Edwer Thissell (ng_moonmoth) wrote,
Edwer Thissell

Demifiction: "The Conscience of the War"

Another piece of demifiction inspired by ysabetwordsmith's Poetry Fishbowl poem, "Too Much Energy". This is an editorial piece that was distributed on Carina InfoGrid about four weeks after the event described in the preceding "News Bulletin".

Warning: This piece is intense and contains some things that might not be to everyone's taste. These include graphic descriptions of war, battle, an event described in "Too Much Energy" (spoiler warning for the event -- highlight to read: the mass casualty event), and its aftermath. Also indoctrination, propaganda, and insincere political posturing. Consider your preferences before reading onward.

As a rescue team arriving in the Pivot Sound area after the devastating attack now known as the Massacre of Cascabel entered the outer suburbs of Windage, they heard the sound of voices in the distance. Hoping to locate survivors who had been unable to leave the area, they followed the sound, soon coming to an active portable InfoGrid display showing coverage of the rescue efforts at the base of a low concrete wall that had survived the carnage.

No people or bodies were found anywhere in the vicinity, but the wall had been mostly covered with writing, applied with spray paint in a style favored by some of the graffiti vandals who frequently defaced objects near Brakeworm Base. The unknown person, who has since become referred to as "The Conscience of the War", had felt compelled to leave evidence of their existence and survival of the Massacre in the form of a poem.

The poem, lacking a title on the wall but now known as "Playing Soldiers", represents a searing condemnation of the cult of war in the face of the conflict that has caused the greatest number of civilian combat casualties from any single event in the long history of humanity. Now, though, almost lost in the incessant drumbeat of the cries of many for what they term "justice", "compensation", and "revenge", one can sometimes hear the voices of others asking who among us has the true courage to defend the principles of respect and community underlying humanity's expansion through the galaxy from the onslaught of forces long thought abandoned to the past.

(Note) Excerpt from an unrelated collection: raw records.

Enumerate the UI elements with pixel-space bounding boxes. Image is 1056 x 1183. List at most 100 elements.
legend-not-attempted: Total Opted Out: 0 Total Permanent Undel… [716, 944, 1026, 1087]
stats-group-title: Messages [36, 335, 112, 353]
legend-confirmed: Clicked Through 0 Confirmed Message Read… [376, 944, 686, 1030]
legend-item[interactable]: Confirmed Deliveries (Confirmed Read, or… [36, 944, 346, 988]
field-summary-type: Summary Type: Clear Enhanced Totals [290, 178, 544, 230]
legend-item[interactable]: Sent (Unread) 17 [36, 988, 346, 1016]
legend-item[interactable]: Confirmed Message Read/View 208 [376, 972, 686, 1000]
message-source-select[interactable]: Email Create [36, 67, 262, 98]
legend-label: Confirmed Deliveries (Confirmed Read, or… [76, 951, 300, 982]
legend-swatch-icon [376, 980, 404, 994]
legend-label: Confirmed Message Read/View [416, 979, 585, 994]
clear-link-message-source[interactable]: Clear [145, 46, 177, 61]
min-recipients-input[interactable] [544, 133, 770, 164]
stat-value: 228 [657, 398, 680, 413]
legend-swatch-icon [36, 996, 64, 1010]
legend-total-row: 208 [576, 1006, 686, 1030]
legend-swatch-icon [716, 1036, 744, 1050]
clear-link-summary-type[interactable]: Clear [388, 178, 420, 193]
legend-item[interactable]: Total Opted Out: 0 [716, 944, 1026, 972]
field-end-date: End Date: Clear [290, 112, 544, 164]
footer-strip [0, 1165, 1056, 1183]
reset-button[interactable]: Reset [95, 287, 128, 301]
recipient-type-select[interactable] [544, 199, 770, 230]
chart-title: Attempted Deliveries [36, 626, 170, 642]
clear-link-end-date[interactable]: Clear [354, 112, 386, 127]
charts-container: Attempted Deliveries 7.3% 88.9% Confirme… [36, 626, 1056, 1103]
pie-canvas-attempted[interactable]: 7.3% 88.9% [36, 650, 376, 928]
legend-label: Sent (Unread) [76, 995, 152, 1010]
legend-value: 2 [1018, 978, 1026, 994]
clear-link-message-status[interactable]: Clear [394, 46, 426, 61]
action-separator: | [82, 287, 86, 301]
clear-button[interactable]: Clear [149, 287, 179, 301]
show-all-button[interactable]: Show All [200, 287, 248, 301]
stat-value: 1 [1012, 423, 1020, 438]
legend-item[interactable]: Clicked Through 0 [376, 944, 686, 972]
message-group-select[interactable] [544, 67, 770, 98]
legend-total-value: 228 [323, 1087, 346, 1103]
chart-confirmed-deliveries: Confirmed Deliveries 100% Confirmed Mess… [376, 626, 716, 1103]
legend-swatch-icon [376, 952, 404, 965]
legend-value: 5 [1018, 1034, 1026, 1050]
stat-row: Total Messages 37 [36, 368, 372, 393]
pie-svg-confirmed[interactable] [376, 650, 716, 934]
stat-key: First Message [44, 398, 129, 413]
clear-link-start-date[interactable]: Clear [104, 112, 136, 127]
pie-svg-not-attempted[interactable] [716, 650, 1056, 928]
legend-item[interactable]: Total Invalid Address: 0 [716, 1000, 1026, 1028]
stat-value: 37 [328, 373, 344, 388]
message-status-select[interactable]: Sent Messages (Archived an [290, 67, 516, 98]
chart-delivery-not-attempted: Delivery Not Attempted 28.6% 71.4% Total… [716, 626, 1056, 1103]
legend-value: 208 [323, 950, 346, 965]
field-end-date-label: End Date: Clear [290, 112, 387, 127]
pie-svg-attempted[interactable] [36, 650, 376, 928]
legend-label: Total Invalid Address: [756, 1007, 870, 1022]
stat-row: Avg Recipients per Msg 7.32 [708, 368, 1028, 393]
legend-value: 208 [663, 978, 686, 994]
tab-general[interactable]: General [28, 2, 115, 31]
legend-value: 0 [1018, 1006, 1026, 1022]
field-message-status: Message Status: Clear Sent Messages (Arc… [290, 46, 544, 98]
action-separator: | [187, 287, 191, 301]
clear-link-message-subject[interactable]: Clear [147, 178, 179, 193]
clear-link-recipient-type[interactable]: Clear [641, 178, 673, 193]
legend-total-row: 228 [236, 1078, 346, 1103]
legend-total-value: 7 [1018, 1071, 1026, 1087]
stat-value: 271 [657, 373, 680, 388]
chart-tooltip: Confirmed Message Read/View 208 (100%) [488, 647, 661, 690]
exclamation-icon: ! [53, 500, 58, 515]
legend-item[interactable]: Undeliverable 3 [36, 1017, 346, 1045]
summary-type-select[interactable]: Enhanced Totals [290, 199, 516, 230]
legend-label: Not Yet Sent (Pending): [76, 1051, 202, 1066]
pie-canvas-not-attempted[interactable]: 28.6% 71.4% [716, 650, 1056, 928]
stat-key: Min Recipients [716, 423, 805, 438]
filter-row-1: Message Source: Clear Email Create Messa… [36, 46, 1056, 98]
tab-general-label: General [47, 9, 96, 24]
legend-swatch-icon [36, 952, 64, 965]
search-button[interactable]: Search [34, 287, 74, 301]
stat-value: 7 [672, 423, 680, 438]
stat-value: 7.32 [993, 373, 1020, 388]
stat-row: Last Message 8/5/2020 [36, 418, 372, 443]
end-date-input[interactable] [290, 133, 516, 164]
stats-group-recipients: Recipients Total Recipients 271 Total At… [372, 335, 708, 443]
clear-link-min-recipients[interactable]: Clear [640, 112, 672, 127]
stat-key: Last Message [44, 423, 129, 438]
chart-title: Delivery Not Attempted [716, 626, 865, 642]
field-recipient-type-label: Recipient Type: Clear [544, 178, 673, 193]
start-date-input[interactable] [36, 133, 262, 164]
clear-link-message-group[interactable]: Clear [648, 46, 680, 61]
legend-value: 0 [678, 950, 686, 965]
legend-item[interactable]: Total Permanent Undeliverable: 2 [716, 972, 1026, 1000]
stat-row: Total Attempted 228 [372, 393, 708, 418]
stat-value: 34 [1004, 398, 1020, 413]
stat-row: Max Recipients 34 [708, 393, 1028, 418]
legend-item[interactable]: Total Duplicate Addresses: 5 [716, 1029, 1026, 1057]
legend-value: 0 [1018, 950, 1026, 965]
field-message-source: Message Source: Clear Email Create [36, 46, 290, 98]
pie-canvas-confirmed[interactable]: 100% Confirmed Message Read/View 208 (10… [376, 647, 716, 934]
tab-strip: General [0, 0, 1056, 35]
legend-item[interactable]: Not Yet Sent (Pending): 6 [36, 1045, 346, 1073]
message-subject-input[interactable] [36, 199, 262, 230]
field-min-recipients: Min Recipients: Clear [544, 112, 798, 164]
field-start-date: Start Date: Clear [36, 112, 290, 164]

The governments of our Arm are now meeting to discuss the nature of our response to this outrage against the fabric of our culture, and responsible members of those governments will be seeking out the views of those in whose names they speak and act, in the hopes of being able to make an informed decision. It is in this spirit that we present the text of "Playing Soldiers" to a wider audience than it so far has had. We urge you to read it and make your own informed decision as to where you stand on the matter.

"Playing Soldiers"
by an anonymous survivor of the Massacre of Cascabel

as children, we played soldiers
with toys in our playrooms
and images on displays
and each other in parks and playgrounds

acting out tales
of noble deeds of valor
and heroic acts of courage
and glorious playground death

while our mothers warned us,
"just wait until someone gets hurt --
then how much are you going to like it?"

yet we still went on playing soldiers
with weapons in training camps
and tactical reports on displays
and each other in distant systems
as stark reality replaced youthful dreams

sharing our tales
of commonplace deeds of valor
and necessary acts of courage
and gory battlefield death

while some of our friends warned us,
"just wait until someone gets hurt --
then how much are you going to like it?"

yet we still went on playing soldiers
with our children in the lacuna
and images of combat on displays
and each other in groups large and small
as sanitized lies replaced disturbing truths

deluded by tales
of rare deeds of valor
and selfless acts of courage
and glorious patriotic death

while our consciences warned us,
"just wait until someone gets hurt --
then how much are you going to like it?"

yet we still went on playing soldiers
until our mothers' warnings flared into life

and sprouted ominous wings
and murdering talons
and ravening teeth

and flew home to roost
and feasted amid the smoldering carcass
of a city of a million people

where it glared across the suddenly far too thin and fragile barrier
separating us from the dawn of our starfaring culture,
finding none who would return its gaze.



The physical and emotional intensity of war has prompted many to write poetry. Some examples can be found here.

Toy soldiers and war play have been found throughout history.

Popular modern toy soldiers range from inch-tall plastic figures sold in quantity to twelve inch tall action figures.

One very popular modern form of war play is video gaming. Games range from individual first-person shooter titles to online shared worlds with millions of players.

Military organizations worldwide have been supporting video gaming since its infancy, for various purposes.

Graffiti dates back as far as written language, and has persisted since then. It has often served as a vehicle for expression by disempowered and disaffected people denied access to officially sanctioned outlets. Examples of graffiti styles and techniques are plentiful on the internet.